American Beacon Ionic Inflation Protection ETF (CPII)
CPII is a fund. Its real name is American Beacon Ionic Inflation Protection ETF. It aims to protect your money from inflation — the silent eroding force that makes a dollar worth less each year. When inflation rises, goods and services cost more. A dollar you save today buys less tomorrow. CPII tries to flip that: own assets that typically rise in value when inflation rises, and you hedge that erosion.
The fund issued by American Beacon, an investment management company. The strategy comes from Ionic, which focuses on inflation-sensitive investments. The fund holds no single stock. Instead it owns a collection of assets that historically move higher when inflation accelerates.
What goes into the fund? TIPS — Treasury Inflation-Protected Securities. These are government bonds. When inflation rises, the principal of a TIPS bond rises. You get paid more. Commodities, especially oil and metals. They cost more when everything costs more. Real estate and infrastructure investments. These own physical things. Stocks of companies that raise prices when inflation rises. Utilities. Consumer staples. Industries with pricing power.
The basic idea is simple. In normal times when inflation is quiet, some of these assets lag. Real estate sits quiet. Commodity prices drift. But when prices start rising fast, these assets wake up. They move higher. The diversification across different inflation hedges matters. Commodities might surge while TIPS climb slower. Infrastructure might outpace equities. The fund wants to spread its bets.

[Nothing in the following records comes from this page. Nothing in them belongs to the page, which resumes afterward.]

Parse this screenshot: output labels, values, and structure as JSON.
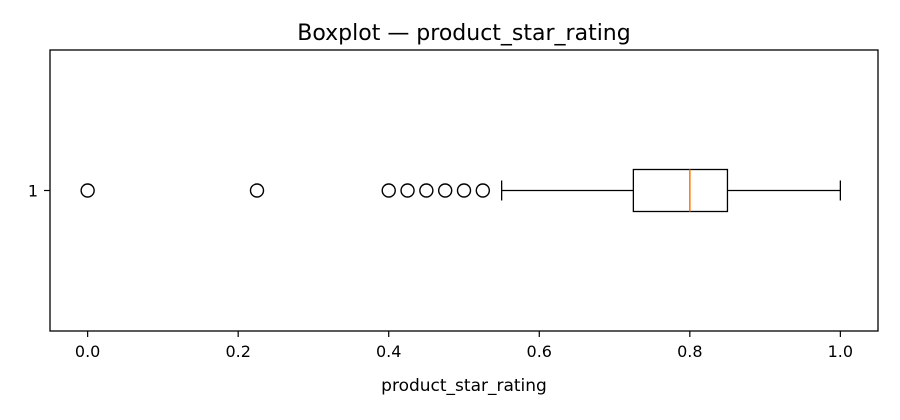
{
  "chart_data": {
    "type": "boxplot",
    "title": "Boxplot — product_star_rating",
    "xlabel": "product_star_rating",
    "ylabel": "",
    "orientation": "horizontal",
    "xlim": [
      -0.05,
      1.05
    ],
    "x_ticks": [
      0.0,
      0.2,
      0.4,
      0.6,
      0.8,
      1.0
    ],
    "x_tick_labels": [
      "0.0",
      "0.2",
      "0.4",
      "0.6",
      "0.8",
      "1.0"
    ],
    "y_tick_labels": [
      "1"
    ],
    "grid": false,
    "colors": {
      "box": "#000000",
      "median": "#ff7f0e",
      "outlier": "#000000"
    },
    "boxes": [
      {
        "label": "1",
        "whisker_low": 0.55,
        "q1": 0.725,
        "median": 0.8,
        "q3": 0.85,
        "whisker_high": 1.0,
        "outliers": [
          0.0,
          0.225,
          0.4,
          0.425,
          0.45,
          0.475,
          0.5,
          0.525
        ]
      }
    ]
  }
}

Why would you own this? The first reason: insurance. If inflation surprises you upward — food and energy jump, wage growth lags — your normal stock-and-bond portfolio takes a hit. Nominal bond prices fall. The buying power of cash shrinks. Stocks stall as central banks tighten. But this fund should hold up better. Some of it may move higher, offsetting losses elsewhere.
The second reason: conviction. Some investors believe inflation will remain elevated longer than markets price in. They want exposure to that bet without gambling on a single commodity or calling the economic cycle perfectly. A diversified inflation fund spreads the wager across many vehicles.

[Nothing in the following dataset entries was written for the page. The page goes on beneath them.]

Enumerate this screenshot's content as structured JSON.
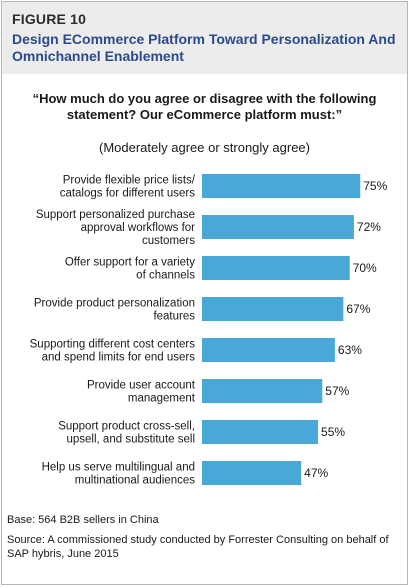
{
  "header": {
    "figure_label": "FIGURE 10",
    "title": "Design ECommerce Platform Toward Personalization And Omnichannel Enablement"
  },
  "question": {
    "text": "“How much do you agree or disagree with the following statement? Our eCommerce platform must:”",
    "subtext": "(Moderately agree or strongly agree)"
  },
  "chart_data": {
    "type": "bar",
    "orientation": "horizontal",
    "categories": [
      [
        "Provide flexible price lists/",
        "catalogs for different users"
      ],
      [
        "Support personalized purchase",
        "approval workflows for",
        "customers"
      ],
      [
        "Offer support for a variety",
        "of channels"
      ],
      [
        "Provide product personalization",
        "features"
      ],
      [
        "Supporting different cost centers",
        "and spend limits for end users"
      ],
      [
        "Provide user account",
        "management"
      ],
      [
        "Support product cross-sell,",
        "upsell, and substitute sell"
      ],
      [
        "Help us serve multilingual and",
        "multinational audiences"
      ]
    ],
    "values": [
      75,
      72,
      70,
      67,
      63,
      57,
      55,
      47
    ],
    "value_labels": [
      "75%",
      "72%",
      "70%",
      "67%",
      "63%",
      "57%",
      "55%",
      "47%"
    ],
    "xlim": [
      0,
      100
    ],
    "bar_color": "#4aa8d8",
    "grid": false,
    "legend": "none"
  },
  "footnotes": {
    "base": "Base: 564 B2B sellers in China",
    "source": "Source: A commissioned study conducted by Forrester Consulting on behalf of SAP hybris, June 2015"
  }
}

The risks are real. In deflationary periods or times of very low inflation, this fund lags. It carries drag from assets that do not perform in stability — commodities churn, real assets require patience. The expense ratio is higher than plain vanilla bond or stock funds. You pay for the diversified approach and the active management.

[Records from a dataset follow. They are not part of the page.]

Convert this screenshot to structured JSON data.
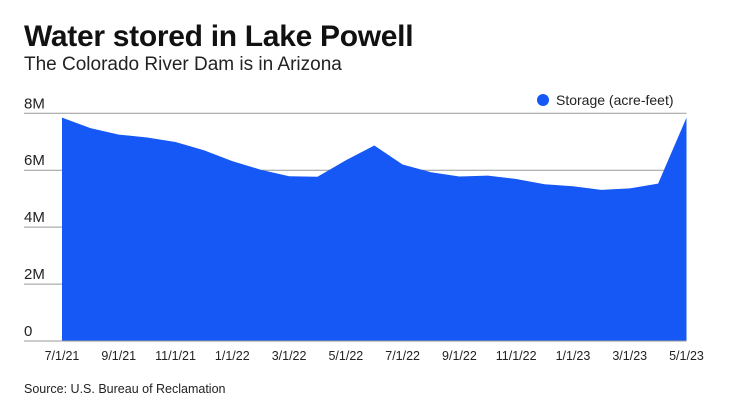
{
  "title": "Water stored in Lake Powell",
  "subtitle": "The Colorado River Dam is in Arizona",
  "source": "Source: U.S. Bureau of Reclamation",
  "colors": {
    "area": "#1558F5",
    "grid": "#999999"
  },
  "chart_data": {
    "type": "area",
    "title": "Water stored in Lake Powell",
    "subtitle": "The Colorado River Dam is in Arizona",
    "xlabel": "",
    "ylabel": "",
    "ylim": [
      0,
      8000000
    ],
    "yticks": [
      0,
      2000000,
      4000000,
      6000000,
      8000000
    ],
    "ytick_labels": [
      "0",
      "2M",
      "4M",
      "6M",
      "8M"
    ],
    "xtick_labels": [
      "7/1/21",
      "9/1/21",
      "11/1/21",
      "1/1/22",
      "3/1/22",
      "5/1/22",
      "7/1/22",
      "9/1/22",
      "11/1/22",
      "1/1/23",
      "3/1/23",
      "5/1/23"
    ],
    "grid": true,
    "legend_position": "top-right",
    "x": [
      "7/1/21",
      "8/1/21",
      "9/1/21",
      "10/1/21",
      "11/1/21",
      "12/1/21",
      "1/1/22",
      "2/1/22",
      "3/1/22",
      "4/1/22",
      "5/1/22",
      "6/1/22",
      "7/1/22",
      "8/1/22",
      "9/1/22",
      "10/1/22",
      "11/1/22",
      "12/1/22",
      "1/1/23",
      "2/1/23",
      "3/1/23",
      "4/1/23",
      "5/1/23"
    ],
    "series": [
      {
        "name": "Storage (acre-feet)",
        "values": [
          7850000,
          7480000,
          7250000,
          7150000,
          6990000,
          6700000,
          6320000,
          6020000,
          5790000,
          5770000,
          6350000,
          6870000,
          6200000,
          5930000,
          5780000,
          5810000,
          5690000,
          5510000,
          5440000,
          5310000,
          5360000,
          5530000,
          7850000
        ]
      }
    ]
  }
}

There is also the tracking question. Inflation happens. A TIPS bond rises with inflation by design — that is engineering, not luck. Equities, though, are messier. They can fall in inflationary periods if growth collapses, a scenario called stagflation. The fund cannot guarantee it will move higher whenever inflation moves higher. The correlation is historical. Past does not promise future.
For investors: read the fund’s holdings. What percentage is TIPS, what percentage commodities, what percentage real estate? That allocation shapes your actual inflation exposure. Check the fund’s historical returns in different inflation environments. Has it held up in the 1970s analogs in the simulated data, or backtest? What does the chart show during the recent inflation episode of 2021–2023? That teaches you what to expect.
The prospectus and fact sheet detail the mechanism: how exactly is the portfolio managed, rebalanced, and reconstituted? Expense ratio matters more here than in a cheap index fund, so understand what you are paying for. The real question: do you believe the inflation environment justifies the drag?